The top ten performing trusts are listed below, 6 of them were in the top ten last year, and four are new entries. New entries are highlighted in bold.

  1. Cambridgeshire Community Services NHS Trust 87.6%
  2. Kent Community Health NHS Foundation Trust 87.0%
  3. Solent NHS Trust 86.9%
  4. Hounslow and Richmond Community Healthcare NHS Trust 85.9%
  5. Lincolnshire Community Health Services NHS Trust 85.5%
  6. Healthcare NHS Foundation Trust 85.5%
  7. Hertfordshire Community NHS Trust 85.0%
  8. Leeds Community Healthcare NHS Trust 84.9%
  9. Sussex Community NHS Foundation Trust 84.9%
  10. Liverpool Heart and Chest Hospital NHS Foundation Trust 84.7%

The FTSU Index scored trusts by region with the Southeast recording the highest score and the East of England region recording the lowest average scores across the NHS trusts.

Ethnic disparities were measured in the report, with 67.0% white respondents more likely to agree that they felt safe to speak up about anything that concerns them in their organisation, compared to 62.1% of black and minority ethnic groups.

The report on ethnicity was conducted in even more detail as the report split the following groups: Other ethnic groups, White, Mixed/Multiple ethnic background, Black/African/Caribbean/Black British, Asian/Asian British and analysed their responses; answering the question whether staff “agreed” or “strongly agreed” that they would feel safe to speak up about anything that concerns them in their organisation. 67% of white participants said they did agree or strongly agree that they would feel safe speaking up, compared to 57% of other ethnic groups giving the same answer.

Case studies

As part of the FTSU Index three case studies were released, where NHS trusts expanded on the work they had done to improve working culture. The three NHS trusts selected included Isle of Wight NHS Trust, East Midlands Ambulance Service and South Tees NHS Foundation Trust.
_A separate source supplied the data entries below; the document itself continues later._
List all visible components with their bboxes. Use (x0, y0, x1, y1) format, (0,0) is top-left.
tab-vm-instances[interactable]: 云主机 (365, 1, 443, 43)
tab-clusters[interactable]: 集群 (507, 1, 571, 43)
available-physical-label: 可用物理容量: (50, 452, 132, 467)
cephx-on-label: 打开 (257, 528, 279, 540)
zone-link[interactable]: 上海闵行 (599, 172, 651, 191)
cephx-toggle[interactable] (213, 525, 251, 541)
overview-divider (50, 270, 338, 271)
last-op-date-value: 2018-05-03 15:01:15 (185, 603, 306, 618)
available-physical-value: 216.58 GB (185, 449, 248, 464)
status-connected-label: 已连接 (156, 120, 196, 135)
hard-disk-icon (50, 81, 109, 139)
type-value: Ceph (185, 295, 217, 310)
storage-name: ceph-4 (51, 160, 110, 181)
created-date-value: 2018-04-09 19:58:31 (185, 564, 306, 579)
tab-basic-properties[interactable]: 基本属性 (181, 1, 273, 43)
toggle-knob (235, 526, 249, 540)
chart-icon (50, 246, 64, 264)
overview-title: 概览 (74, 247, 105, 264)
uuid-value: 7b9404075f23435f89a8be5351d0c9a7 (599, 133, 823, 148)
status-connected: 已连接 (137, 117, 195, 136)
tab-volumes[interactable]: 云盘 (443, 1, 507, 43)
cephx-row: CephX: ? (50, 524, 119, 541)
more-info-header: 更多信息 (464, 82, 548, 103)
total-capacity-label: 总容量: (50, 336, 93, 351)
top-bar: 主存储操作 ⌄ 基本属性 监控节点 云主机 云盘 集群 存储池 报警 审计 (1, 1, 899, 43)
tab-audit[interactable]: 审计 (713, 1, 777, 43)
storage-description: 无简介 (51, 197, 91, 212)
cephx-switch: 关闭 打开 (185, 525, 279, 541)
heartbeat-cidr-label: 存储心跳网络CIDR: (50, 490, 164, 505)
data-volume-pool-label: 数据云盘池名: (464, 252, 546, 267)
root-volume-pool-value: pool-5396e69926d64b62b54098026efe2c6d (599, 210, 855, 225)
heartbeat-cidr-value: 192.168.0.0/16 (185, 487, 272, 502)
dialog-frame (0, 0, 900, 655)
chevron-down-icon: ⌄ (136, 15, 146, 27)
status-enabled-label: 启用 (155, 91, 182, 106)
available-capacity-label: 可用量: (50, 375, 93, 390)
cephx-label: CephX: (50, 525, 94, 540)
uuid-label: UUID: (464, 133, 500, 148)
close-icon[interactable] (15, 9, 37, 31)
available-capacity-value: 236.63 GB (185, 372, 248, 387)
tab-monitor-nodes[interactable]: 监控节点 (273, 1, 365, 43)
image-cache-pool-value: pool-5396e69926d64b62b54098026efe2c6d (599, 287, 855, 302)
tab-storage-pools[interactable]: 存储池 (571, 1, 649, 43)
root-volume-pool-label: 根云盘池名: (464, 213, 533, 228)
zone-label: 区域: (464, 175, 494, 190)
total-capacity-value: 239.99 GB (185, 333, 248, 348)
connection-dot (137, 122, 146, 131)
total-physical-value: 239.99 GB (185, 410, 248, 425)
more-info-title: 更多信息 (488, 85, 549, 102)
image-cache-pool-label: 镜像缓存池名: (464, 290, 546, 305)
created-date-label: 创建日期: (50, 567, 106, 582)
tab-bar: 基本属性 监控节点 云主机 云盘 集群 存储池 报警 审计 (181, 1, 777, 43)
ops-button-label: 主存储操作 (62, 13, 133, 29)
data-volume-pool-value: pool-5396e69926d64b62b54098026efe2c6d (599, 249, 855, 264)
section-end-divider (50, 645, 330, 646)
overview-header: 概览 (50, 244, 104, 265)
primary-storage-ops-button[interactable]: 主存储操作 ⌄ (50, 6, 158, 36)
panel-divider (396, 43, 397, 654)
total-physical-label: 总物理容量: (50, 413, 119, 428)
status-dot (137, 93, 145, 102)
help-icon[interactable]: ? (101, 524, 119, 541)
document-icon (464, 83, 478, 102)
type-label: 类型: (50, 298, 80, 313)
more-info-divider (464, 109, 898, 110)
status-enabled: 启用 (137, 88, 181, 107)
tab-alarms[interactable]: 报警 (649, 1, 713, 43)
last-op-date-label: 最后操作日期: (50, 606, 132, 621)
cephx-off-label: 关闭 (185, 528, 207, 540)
The trusts were invited to explain in detail how they tackle barriers in working culture and any steps they had taken to improve their working environment.

Leisa Gardiner, FTSU Guardian, from Isle of Wight NHS Trust explained how the trust worked to improve their culture from the past year: “The past 12 months have proved challenging, coping with a pandemic, but by ensuring workers know how and where to raise concerns and that they are appropriately supported has led to deeper engagement.

“During October’s Speak Up Month, I hosted Microsoft Teams sessions for workers focusing on the importance of speaking up and patient safety. I felt this was crucial at that time due to the pandemic as workers naturally were concerned about patient safety and their working environment. Sessions included understanding how Freedom to Speak Up can influence an open and inclusive culture, psychological safety at work, and ‘silence isn’t safe’ – involving our people to inspire an open, honest and just culture.”